The campaign to implant Shari'a into the West begins with demands that Muslims be granted special accommodations; then it escalates with attempts to apply Islamic law to non-Muslims. An article by Daniel Pipes shows that the second phase is well underway in the United Kingdom. The news items that he cites also illuminate the very different paths that lead to non-Muslims being governed by elements of Shari'a:

  • The Muslim owner of the Queens Care Centre, a home for pensioners in northern England, recently switched to an all-halal menu, even though none of his clients or staff is Muslim. That meant no more ham sandwiches, bangers and mash, or sausage rolls for the residents. Hit with a wave of complaints from family members, the owner sheepishly reinstated the original cuisine.
  • The Avon and Somerset police force, which protects areas of southwestern England, has begun to distribute hijabs adorned with the police emblem to female officers. As Pipes notes, "issuing hijabs as part of uniforms in Great Britain is nothing new. … What sets the Avon and Somerset hijabs apart … is their being intended not just for pious Muslim female staff but also for non-Muslim staff, in particular for their use upon entering mosques."

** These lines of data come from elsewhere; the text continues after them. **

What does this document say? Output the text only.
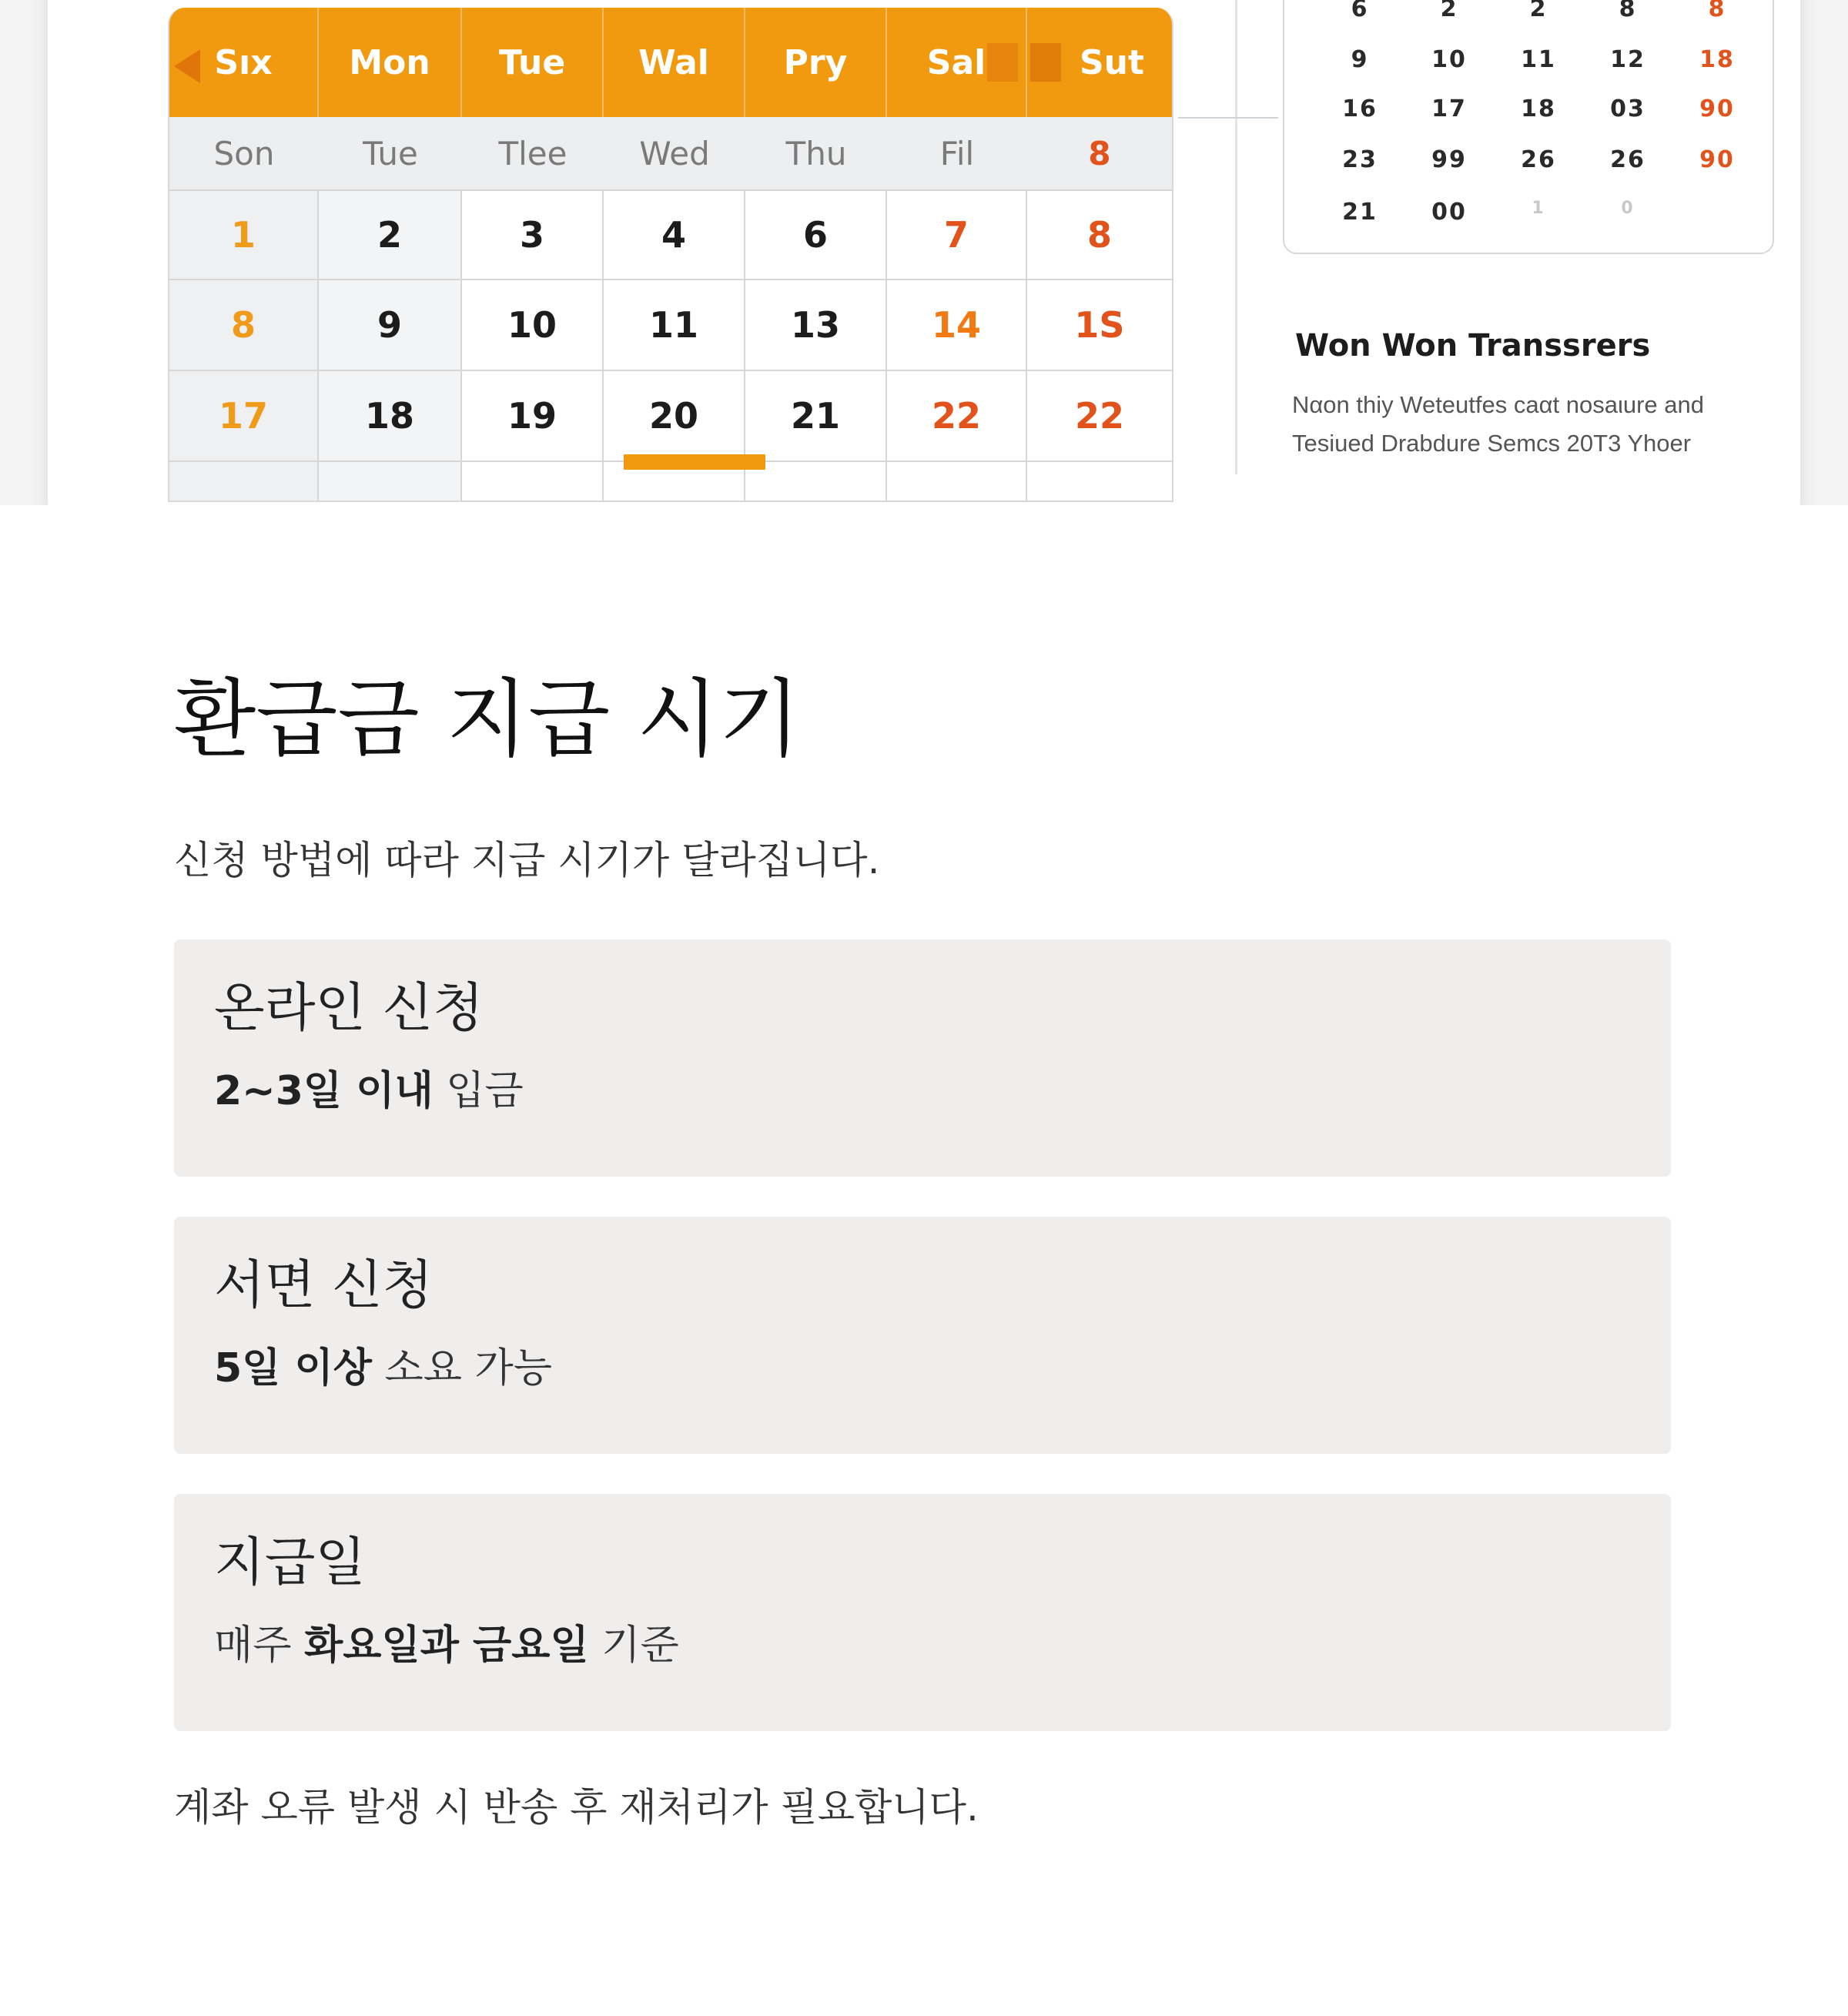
Sıx Mon Tue Wal Pry Sal	Sut
Son	Tue	Tlee	Wed	Thu	Fil	8
1	2	3	4	6	7	8
8	9	10	11	13	14	1S
17	18	19	20	21	22	22
6	2	2	8	8
9	10	11	12	18
16	17	18	03	90
23	99	26	26	90
21	00	1	0
Won Won Transsrers
Nαon thiy Weteutfes caαt nosaιure and
Tesiued Drabdure Semcs 20T3 Yhoer
환급금 지급 시기

신청 방법에 따라 지급 시기가 달라집니다.

온라인 신청

2~3일 이내 입금

서면 신청

5일 이상 소요 가능

지급일

매주 화요일과 금요일 기준

계좌 오류 발생 시 반송 후 재처리가 필요합니다.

The first case involves the imposition of Islamic law by a Muslim holding power over non-Muslims; their ensuing subjugation is involuntary and wholly undesired. However, such heavy-handed attempts to compel adherence to Shari'a seldom enjoy success, even in countries that bask in multiculturalism. Simply put, denying the elderly their favorite meals — like refusing service to blind people with guide dogs or coercing first graders and dental patients into donning hijabs — makes for terrible press and angers the citizenry. Public outrage is a most effective tool for restraining blatantly intrusive forms of Islamism.

The second case exemplifies the more dangerous transmission route for Shari'a: voluntary dhimmitude. Whereas vulnerable retirees are easy prey for an Islamist bent on foisting his beliefs upon others, a police force is the very symbol of robust secular authority — or at least it should be. Imams have no power to dictate that female officers must cover their hair inside mosques. Yet as the actions of the Avon and Somerset constabulary show, such power is unneeded when ultra-PC leaders willingly prostrate themselves before Islamic cultural norms and pledge to adjust their behavior accordingly.

Brazen encroachments by Islamists, like those at the Queens Care Centre, can be useful because they provide vivid warnings of the Islamist agenda while often leaving little permanent damage. In contrast, the endless capitulations to Shari'a on the part of Western officials, frequently justified with highfalutin rhetoric about "openness" and "tolerance," have no silver lining; they serve only to enable new beachheads for the West's enemies, convincing them that total victory is nigh.